Он же в минуты таких странных признаний чувствовал себя виноватым перед той, которой нравился. Ему становилось так жалко бедняжку, что он тут же лез к ней с поцелуями, словно хотел вымолить прощение за свою любовь к жене, встречая всякий раз решительный отпор, который обескураживал его и веселил, потому что он не мог ничего понять: то ему в любви признавались, то отпихивали. Нет, он решительно не понимал женщин! Не понимал, что им было нужно от него.
— Какой ты хороший, Коська! — говорили ему.
— Я?! — восклицал он, топорща серые усы. — Во мне черти водятся! Я такой мерзавец, каких поискать еще надо! Я даже больше скажу! Если бы мне, например, дана была вторая жизнь и если бы я знал, например, о том, как я прожил первую, я бы ни за что не согласился прожить ее так же, как теперь живу. Ни за что! Я бы попросил у бога, во-первых, другую физиономию, потому что эта мне так наскучила, что я бриться не могу, у меня настроение портится, когда я себя в зеркале вижу. Это во-первых! А во-вторых, я бы никогда не женился, а вел бы себя как отъявленный распутник. Меня какая-нибудь красотка зарезала бы из ревности или задушила подушкой. Я бы плохо кончил… Но зато бы мне никто не говорил, что я хороший. А в-третьих… Впрочем, об этом я умолчу, потому что это такое желание, которое нельзя произносить вслух. — И он начинал хохотать, откидывая голову, отчего волосы его шелковисто переливались, рассыпаясь по голове.
— Нет, Коська, ты просто прелесть! — говорили ему. — Ты сам не знаешь себя, не знаешь себе цену! Ты истинный гений!
Чего ему только не говорили! А он потом рассказывал обо всех этих глупостях своей очаровательной Аллочке и жаловался на людей, от общения с которыми стал все больше и больше уставать.

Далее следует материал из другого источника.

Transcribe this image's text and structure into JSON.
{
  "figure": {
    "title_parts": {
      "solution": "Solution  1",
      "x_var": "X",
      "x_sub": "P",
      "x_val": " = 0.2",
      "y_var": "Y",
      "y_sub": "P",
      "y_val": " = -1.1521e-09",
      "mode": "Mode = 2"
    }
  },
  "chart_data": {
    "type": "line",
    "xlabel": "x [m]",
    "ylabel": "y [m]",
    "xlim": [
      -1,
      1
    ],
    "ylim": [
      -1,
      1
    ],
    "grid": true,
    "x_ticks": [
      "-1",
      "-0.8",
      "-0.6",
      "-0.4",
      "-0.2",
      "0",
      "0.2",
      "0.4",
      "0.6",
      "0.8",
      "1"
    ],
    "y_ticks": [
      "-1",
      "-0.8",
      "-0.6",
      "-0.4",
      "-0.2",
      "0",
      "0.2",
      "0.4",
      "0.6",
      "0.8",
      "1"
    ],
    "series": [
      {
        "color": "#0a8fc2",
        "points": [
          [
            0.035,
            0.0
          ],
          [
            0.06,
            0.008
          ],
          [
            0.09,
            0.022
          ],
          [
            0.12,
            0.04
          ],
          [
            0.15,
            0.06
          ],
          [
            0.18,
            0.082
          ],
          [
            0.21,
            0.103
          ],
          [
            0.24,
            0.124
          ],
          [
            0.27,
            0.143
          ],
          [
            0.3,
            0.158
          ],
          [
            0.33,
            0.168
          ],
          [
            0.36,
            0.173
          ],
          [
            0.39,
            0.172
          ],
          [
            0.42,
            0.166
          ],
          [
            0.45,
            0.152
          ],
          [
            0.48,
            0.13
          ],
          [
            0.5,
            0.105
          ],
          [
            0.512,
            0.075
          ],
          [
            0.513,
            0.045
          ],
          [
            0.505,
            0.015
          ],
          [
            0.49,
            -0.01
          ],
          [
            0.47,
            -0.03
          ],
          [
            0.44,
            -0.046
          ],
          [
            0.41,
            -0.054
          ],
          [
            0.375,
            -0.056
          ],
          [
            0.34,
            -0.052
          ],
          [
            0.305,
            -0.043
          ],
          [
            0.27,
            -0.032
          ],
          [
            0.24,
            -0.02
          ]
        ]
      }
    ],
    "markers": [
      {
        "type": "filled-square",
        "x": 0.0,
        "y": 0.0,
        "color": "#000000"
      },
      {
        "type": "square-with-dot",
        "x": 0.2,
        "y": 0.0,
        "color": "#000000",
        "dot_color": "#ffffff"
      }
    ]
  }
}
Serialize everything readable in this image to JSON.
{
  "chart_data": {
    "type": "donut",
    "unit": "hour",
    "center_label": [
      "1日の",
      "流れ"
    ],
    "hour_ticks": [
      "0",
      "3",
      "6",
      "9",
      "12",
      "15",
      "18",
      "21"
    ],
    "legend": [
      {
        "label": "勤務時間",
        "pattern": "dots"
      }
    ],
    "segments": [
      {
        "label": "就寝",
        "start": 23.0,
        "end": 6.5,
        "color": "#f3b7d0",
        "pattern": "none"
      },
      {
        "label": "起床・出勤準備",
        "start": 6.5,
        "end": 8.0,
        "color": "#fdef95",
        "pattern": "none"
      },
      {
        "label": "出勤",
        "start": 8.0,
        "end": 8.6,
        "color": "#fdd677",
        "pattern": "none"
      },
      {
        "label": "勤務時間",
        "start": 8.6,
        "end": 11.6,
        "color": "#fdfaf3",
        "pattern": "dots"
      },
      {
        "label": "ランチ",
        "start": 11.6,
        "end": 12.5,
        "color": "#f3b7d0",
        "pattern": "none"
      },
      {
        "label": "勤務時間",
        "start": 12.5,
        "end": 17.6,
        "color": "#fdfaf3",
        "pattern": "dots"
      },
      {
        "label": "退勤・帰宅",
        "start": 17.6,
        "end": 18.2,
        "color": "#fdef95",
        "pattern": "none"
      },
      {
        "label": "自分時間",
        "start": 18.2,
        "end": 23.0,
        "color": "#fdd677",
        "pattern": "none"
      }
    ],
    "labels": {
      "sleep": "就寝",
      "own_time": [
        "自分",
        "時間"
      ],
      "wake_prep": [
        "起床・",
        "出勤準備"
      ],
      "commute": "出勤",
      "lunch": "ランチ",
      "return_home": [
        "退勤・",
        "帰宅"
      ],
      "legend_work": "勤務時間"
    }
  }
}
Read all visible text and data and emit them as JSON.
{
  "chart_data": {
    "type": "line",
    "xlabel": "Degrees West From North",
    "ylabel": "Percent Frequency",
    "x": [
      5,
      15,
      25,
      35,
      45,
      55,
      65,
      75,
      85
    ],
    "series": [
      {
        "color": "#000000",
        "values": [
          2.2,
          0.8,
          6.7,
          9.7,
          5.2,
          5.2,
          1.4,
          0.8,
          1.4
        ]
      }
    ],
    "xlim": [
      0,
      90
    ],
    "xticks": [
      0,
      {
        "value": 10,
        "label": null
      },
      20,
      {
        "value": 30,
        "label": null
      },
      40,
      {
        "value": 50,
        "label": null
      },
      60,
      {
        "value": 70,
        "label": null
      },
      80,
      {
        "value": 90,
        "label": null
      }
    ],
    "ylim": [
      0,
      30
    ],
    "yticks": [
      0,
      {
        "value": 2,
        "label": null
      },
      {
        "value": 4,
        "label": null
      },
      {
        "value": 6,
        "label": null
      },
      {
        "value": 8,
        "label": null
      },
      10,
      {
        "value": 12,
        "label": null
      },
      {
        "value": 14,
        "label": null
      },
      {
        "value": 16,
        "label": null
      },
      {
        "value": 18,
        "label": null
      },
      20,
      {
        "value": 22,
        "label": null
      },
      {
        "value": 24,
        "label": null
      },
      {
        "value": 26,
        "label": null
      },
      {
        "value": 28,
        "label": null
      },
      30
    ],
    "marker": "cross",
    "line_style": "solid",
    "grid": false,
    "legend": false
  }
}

Искренне развеселило его лишь неожиданное известие о том, что его дочь, которую он обожал, выходит замуж.
— Катька? Замуж?! — крикнул он, собираясь захохотать, но вместо этого нахмурил усы и спросил: — За кого? За Сережку? Ха!
И стал ждать случая, чтобы помучить будущего зятя.
— Скажите, Сережа, — начинал он с приятнейшей улыбкой, от которой глаза его обретали выражение полусонного какого-то блаженства, а взгляд становился рассеянным, — почему вы отрастили себе эту милую бородку? Посмотрите на меня. Я уже седой старый человек, мне, например, усы нужны. Я не знаю зачем, но чувствую, что они не мешают мне. Согласитесь, я выгляжу в них так, будто родился усатым. А вам-то зачем? У меня грубая кожа, — говорил он, раздувая шею, как токующий тетерев, — грубые черты лица, и, как видите, эта австрийская щетинка над губой — единственное украшение на голых, так сказать, утесах. А у вас? У вас нежнейшая кожа, как у девушки, и цветом такая же нежная. Вы хорошо загораете на солнце… Вы очень приятный молодой человек. Зачем вам борода? Ведь небось, если взять да сбрить ее, у вас окажется подбородок голубого цвета… с каким-нибудь маленьким розовым прыщиком. — Константин Леонтьевич откидывался в кресле и начинал смеяться, широко раскрывая пятисотрублевый, как он стал теперь говорить, рот, имея в виду белые, искусно сделанные коронки. — Катя, — говорил он своей дочери, затянутой в джинсы, похожие на рейтузы, — разве можно любить человека с голубым подбородком?